The direct numerical simulation of boundary layer transition over a 5 degrees half-cone-angle blunt cone is performed. The free-stream Mach number is 6 and the angle of attack is 1 degrees. Random wall blow-and-suction perturbations are used to trigger the transition. Different from the authors' previous work [Li et al., AIAA J, 46, 2899 (2008)], the whole boundary layer flow over the cone is simulated (while in the author's previous work, only two 45 degrees regions around the leeward and the windward sections are simulated,). The transition location on the cone surface is determined through the rapid increase in skin fraction coefficient (C-f).
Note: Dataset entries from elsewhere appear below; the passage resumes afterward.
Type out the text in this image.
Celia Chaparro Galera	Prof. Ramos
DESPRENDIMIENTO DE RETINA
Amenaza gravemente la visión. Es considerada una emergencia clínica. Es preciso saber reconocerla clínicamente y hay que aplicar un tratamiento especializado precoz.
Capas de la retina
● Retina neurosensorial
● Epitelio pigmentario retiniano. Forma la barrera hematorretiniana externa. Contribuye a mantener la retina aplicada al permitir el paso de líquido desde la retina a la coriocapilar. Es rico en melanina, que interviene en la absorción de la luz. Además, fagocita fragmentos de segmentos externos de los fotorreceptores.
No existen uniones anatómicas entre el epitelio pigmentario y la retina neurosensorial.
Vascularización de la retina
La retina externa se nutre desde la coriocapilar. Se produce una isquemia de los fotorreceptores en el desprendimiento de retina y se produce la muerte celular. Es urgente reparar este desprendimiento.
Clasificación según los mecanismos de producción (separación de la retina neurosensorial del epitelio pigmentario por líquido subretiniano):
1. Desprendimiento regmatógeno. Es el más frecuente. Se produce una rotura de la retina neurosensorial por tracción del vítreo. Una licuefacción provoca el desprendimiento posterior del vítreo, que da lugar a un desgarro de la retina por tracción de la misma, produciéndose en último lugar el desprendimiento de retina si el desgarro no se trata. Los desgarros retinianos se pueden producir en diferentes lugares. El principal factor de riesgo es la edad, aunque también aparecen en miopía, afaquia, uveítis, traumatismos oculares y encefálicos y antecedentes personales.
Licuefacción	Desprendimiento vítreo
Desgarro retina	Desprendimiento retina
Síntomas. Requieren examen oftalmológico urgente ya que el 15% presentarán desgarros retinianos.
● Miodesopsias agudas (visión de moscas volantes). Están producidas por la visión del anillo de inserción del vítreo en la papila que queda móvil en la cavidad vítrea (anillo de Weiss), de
The transition line on the cone surface shows a nonmonotonic curve and the transition is delayed in the range of 20 degrees <= theta <= 30 degrees (theta = 0 degrees is the leeward section), The mechanism of the delayed transition is studied by using joint frequency spectrum analysis and linear stability theory (LST). It is shown that the growth rates of unstable waves of the second mode are suppressed in the range of 20 degrees <= theta <= 30 degrees, which leads to the delayed transition location, Very low frequency waves (VLFWs) are found in the time series recorded just before the transition location, and the periodic times of VLFWs are about one order larger than those of ordinary Mack second mode waves. Band-pass filter is used to analyze the low frequency waves, and they are deemed as the effect of large scale nonlinear perturbations triggered by LST waves when they are strong enough.

This paper was published as:
Li XL, Fu DX, Ma YW. Direct Numerical Simulation of Hypersonic Boundary Layer Transition over a Blunt Cone with a Small Angle of Attack. PHYSICS OF FLUIDS, 22(2):025105(2010)